Brussels or Bust: Making it Happen

If you would have asked me just even a year ago if I would be addressing a public hearing in European Union Parliament, I wouldn't have even understood the question I don't think. To think that what basically began as an idea, and a not even a terribly well thought out one for that matter for a school project five years ago, would become more and more of a real thing is still quite unfathomable.

Rolf Wiesemes and I, at the invitation of our partners at the Study Centre for National Reconciliation in Slovenia and the Hungarian presidency of the EU, were invited to present our work with Spomenik and the Pervasive Monuments project.
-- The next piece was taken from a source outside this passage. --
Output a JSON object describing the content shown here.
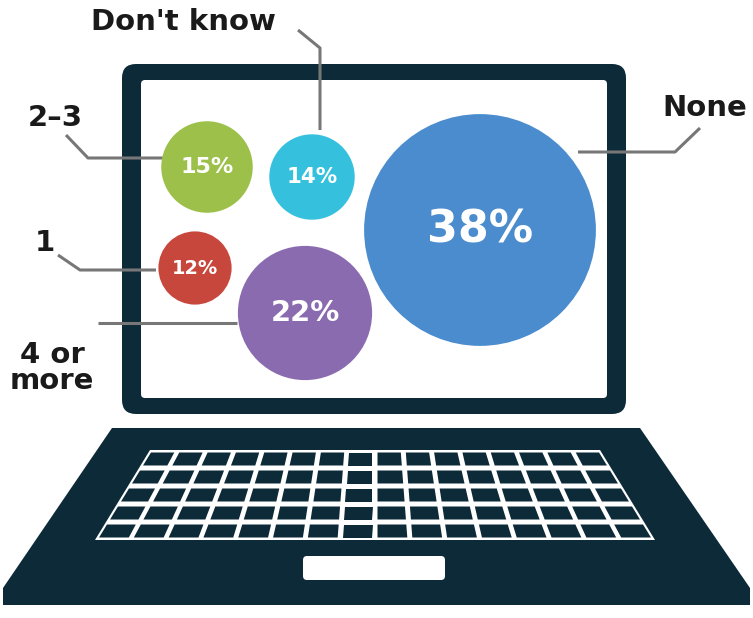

Surreal wasn't even the word for it, especially when I used the headphones like you see on TV while French flurried about periodically. Well it is Brussels after all.

Basically, this was way more interesting that any design conference ever could be, and I think its because of this idea of making things happen. Governments, believe it or not, make things happen. Businesses make things happen. If you're like Laszlo Tokes, you're used to making it happen. Before he was vice president of the EU, he was an ethnic Hungarian pastor in Romania who kicked off the revolution that got rid of Ceaușescu. You don't make plans for it and hope somebody sorts it out for you.

With design, no matter what anyone tells you about on-demand manufacturing this and 140 character instantaneity, things that matter don't happen overnight. They take long, hard slogs, countless hearings and subcommittee working groups on resolutions of condemnation and countless iterations. What most people would call design that I've done on this project has taken me about an hour in the past year. The rest of it has been everything from managing an international project, to hanging out with 80 year old ex-guerrillas looking at mass graves to spending years tracking down lists of dead people. I guess it's all design too in some way. Putting it all together, making it happen.